Я никогда не смогла бы там жить. Дорога имеет название:
Дом, который мы нашли неподалеку отсюда, тоже стоит у океана: он находится в деревне, где в названиях улиц присутствуют слова «Раковина», «Жемчужина», «Кораблекрушение», «Вечерняя звезда», «Утро».
Стоило мне впервые войти в эту дверь, как я поняла, что мы у себя дома. Море и небо видно сразу через большие окна столовой. Из спальни на втором этаже открывается такой же вид: песок, вода, потом небо, а справа, как в живописных этюдах при изучении перспективы, выступами вырисовываются дома на Бей-стрит, обитые панелями из кедра, уменьшающиеся с расстоянием. На горизонте, за Проутс Нек, едва виднеется низкий силуэт Биддефорда. Кажется, будто смотришь на берег с маяка.
Мы заказали доставку мебели и коробок с вещами, купленными для нашей бостонской квартиры и оставленными на два года на складе, когда нам пришлось вернуться в Утрмон.
Каждую вещь я распаковывала с удивлением, словно она принадлежала незнакомцам – в течение нескольких месяцев мы вели другую, очень странную жизнь. В одной из коробок находилась корзинка для использованных подгузников, в другой – приспособление для кипячения детских рожков, щетки для их мытья, сушилки. Я смотрела на свою трехлетнюю дочь, которая играла среди коробок, загромождающих гостиную. Младенца, когда-то пользовавшегося этими предметами, больше не существовало.
Сверчок и маленькая картинка оказались в самой последней коробке. Гравюра называлась не «Истинный север», как мне казалось, а «Истинный азимут», что не одно и то же, поскольку азимут – это угол, измеряемый между северным направлением истинного (географического) меридиана и направлением на определяемую точку. По существу, это наклонная линия, которая существует лишь по отношению к другому объекту, от которого она отклоняется.

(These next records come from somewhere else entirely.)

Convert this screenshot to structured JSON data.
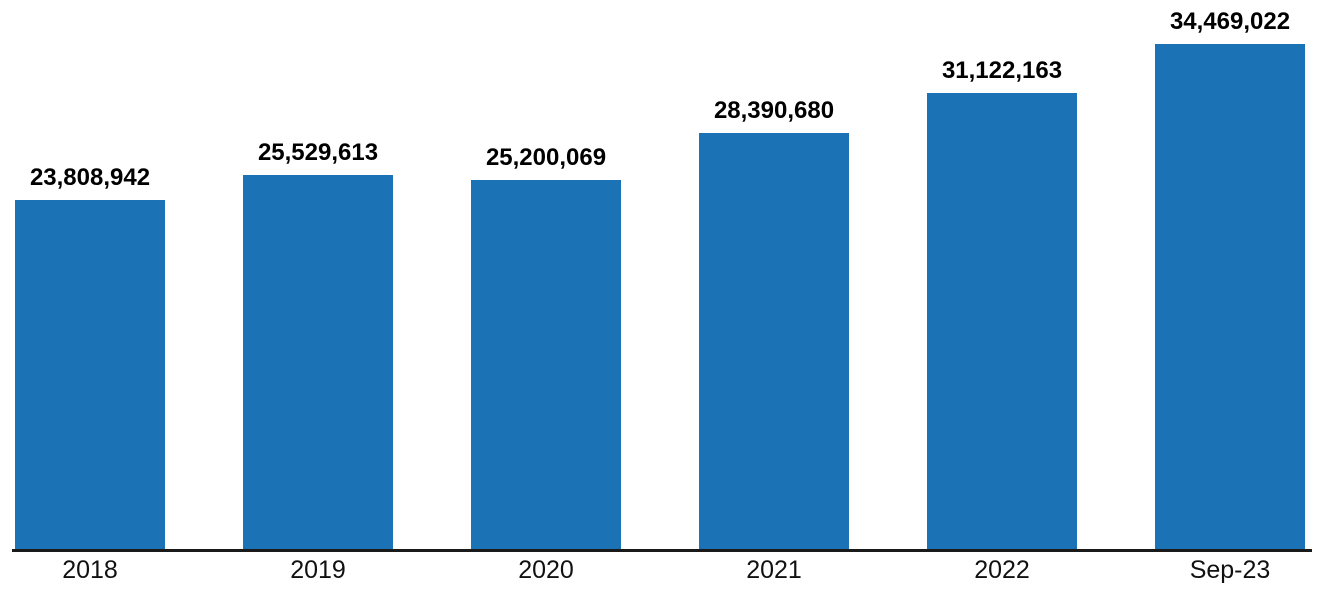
{
  "chart_data": {
    "type": "bar",
    "title": "",
    "xlabel": "",
    "ylabel": "",
    "categories": [
      "2018",
      "2019",
      "2020",
      "2021",
      "2022",
      "Sep-23"
    ],
    "values": [
      23808942,
      25529613,
      25200069,
      28390680,
      31122163,
      34469022
    ],
    "value_labels": [
      "23,808,942",
      "25,529,613",
      "25,200,069",
      "28,390,680",
      "31,122,163",
      "34,469,022"
    ],
    "ylim": [
      0,
      37500000
    ],
    "grid": false,
    "legend": "none",
    "y_axis_visible": false,
    "data_labels_position": "above-bar",
    "colors": {
      "bar": "#1B72B5",
      "axis_line": "#1a1a1a",
      "data_label": "#000000",
      "tick_label": "#111111",
      "background": "#ffffff"
    }
  }
}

«Говори всю правду, но говори ее не напрямую», – писала Эмили Дикинсон, которая тоже ненавидела путешествия.
Сверчка я поставила на каминную полку. Наконец-то он нашел свое место у очага.
Предметы мебели из красного дерева – хорошие попутчики: крепкие, верные, немногословные.
По стенам карабкаются розы – бедные родственницы садовых цветов. Им недостает аромата, бархатистости лепестков, росы на рассвете. А еще художник забыл нарисовать им шипы.
Эмили обходит окна, чтобы убедиться: они все открыты ровно настолько, насколько нужно: можно просунуть два – не три! – пальца, аромат ландышей проникнуть может, а запах скунса нет. Слегка задергивает занавески. На небе почти полная луна, похожая на старинную серебряную монету.
Она выпускает одну из кошек Лавинии, которая до этого нежилась на кухонной табуретке возле масленки. Аккуратно выравнивает книги на каминной полке, опускается на колени перед очагом, чтобы проверить, не остыли ли угольки.
На прикроватный столик она ставит керосиновую лампу, графин с водой, кладет томик стихов Эмерсона. Ногой заталкивает под кровать ночной горшок. Дверь заперта, вселенная герметично закрыта. Эмили готова сняться с якоря.
Когда она встает ночью, чтобы подойти к окну, под ее ногами еле слышно потрескивают половицы. Каждую она знает по имени: до, ре, ми, фа, соль, ля, си, до – C, D, E, F, G, A, B, C.
Она часто просыпается, чтобы написать письмо, которое не успела сочинить днем. Она составляет послания в семь, восемь, десять строк: они должны быть бесконечно легкими, словно им предстоит путешествие на лапке воробышка.
Скрип гусиного пера, царапающего бумагу, напоминает шуршание мышки, которая лущит орех, чтобы добраться до ядра. Когда дом спит, этот скрип составляет компанию свету лампы: так легче пережить затмение, отделяющее вечер от утра. Никогда Эмили не чувствует себя менее одинокой, как в эти часы, которые проводит, склонившись над клочком бумаги, с подарком от гуся в руке, с воображаемой мышкой в углу, с лампой, заправленной жиром гигантского кита, и чернилами, добытыми из чрева фантастического подводного осьминога. Чернила обладают памятью: еще до того, как ими что-то написали, они видели чудеса.